Cyborgs actually exist. About 10 percent of the current U.S. population are estimated to be cyborgs in the technical sense, including people with electronic pacemakers, artificial joints, drug-implant systems, implanted corneal lenses, and artificial skin. (N. Katherine Hayles, How We Became Posthuman, 115.)
It’s sometimes hard for me to distinguish the difference between this technical definition of the cyborg and the more elusive, metaphoric definition. Probably because, writing about narratives and cultural constructions, I trade mainly in metaphors. But the fact remains, and it should be made perfectly clear, cyborgs are a reality.
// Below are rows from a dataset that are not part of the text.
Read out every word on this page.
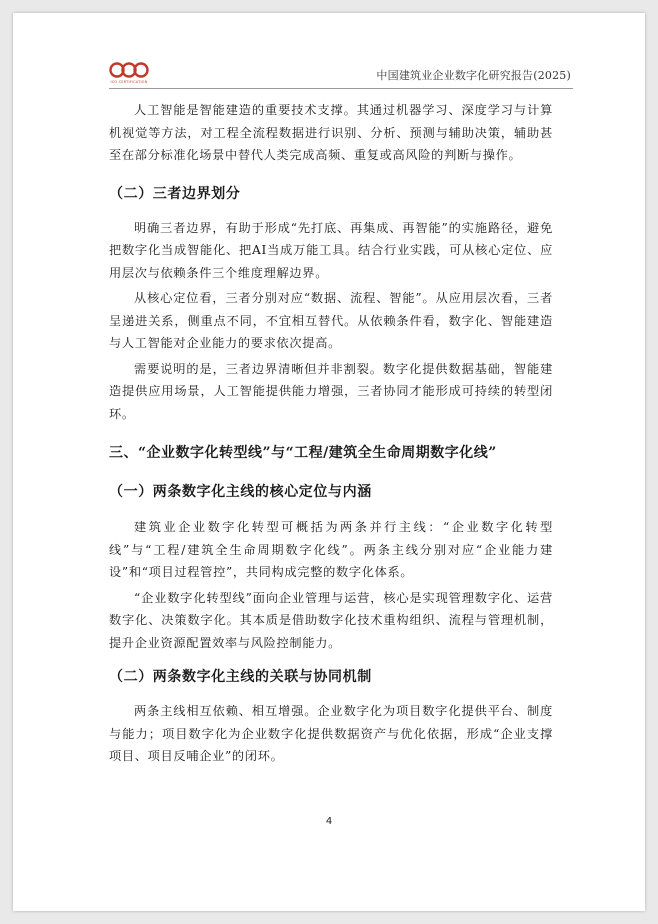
ICO CERTIFICATION	中国建筑业企业数字化研究报告(2025)

人工智能是智能建造的重要技术支撑。其通过机器学习、深度学习与计算机视觉等方法，对工程全流程数据进行识别、分析、预测与辅助决策，辅助甚至在部分标准化场景中替代人类完成高频、重复或高风险的判断与操作。

（二）三者边界划分

明确三者边界，有助于形成“先打底、再集成、再智能”的实施路径，避免把数字化当成智能化、把AI当成万能工具。结合行业实践，可从核心定位、应用层次与依赖条件三个维度理解边界。

从核心定位看，三者分别对应“数据、流程、智能”。从应用层次看，三者呈递进关系，侧重点不同，不宜相互替代。从依赖条件看，数字化、智能建造与人工智能对企业能力的要求依次提高。

需要说明的是，三者边界清晰但并非割裂。数字化提供数据基础，智能建造提供应用场景，人工智能提供能力增强，三者协同才能形成可持续的转型闭环。

三、“企业数字化转型线”与“工程/建筑全生命周期数字化线”
（一）两条数字化主线的核心定位与内涵

建筑业企业数字化转型可概括为两条并行主线：“企业数字化转型线”与“工程/建筑全生命周期数字化线”。两条主线分别对应“企业能力建设”和“项目过程管控”，共同构成完整的数字化体系。

“企业数字化转型线”面向企业管理与运营，核心是实现管理数字化、运营数字化、决策数字化。其本质是借助数字化技术重构组织、流程与管理机制，提升企业资源配置效率与风险控制能力。

（二）两条数字化主线的关联与协同机制

两条主线相互依赖、相互增强。企业数字化为项目数字化提供平台、制度与能力；项目数字化为企业数字化提供数据资产与优化依据，形成“企业支撑项目、项目反哺企业”的闭环。

4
A much higher percentage participates in occupations that make them into metaphoric cyborgs, including the computer keyboarder joined in cybernetic circuit with the screen, the neurosurgeon guided by fiber-optic microscopy during an operation, and the adolescent game player in the local video-game arcade.
In this way– as Haraway’s chimera, as the ever-shifting figmental blur– we are all cyborgs. In the way that Pattie Belle Hastings’ cyborg survey defines it, we are cyborgs. Is it okay for us to think of ourselves in this way? Does it mean anything that I can quite easily define myself and most of the people around me as cybernetic (wo)man-machine organisms?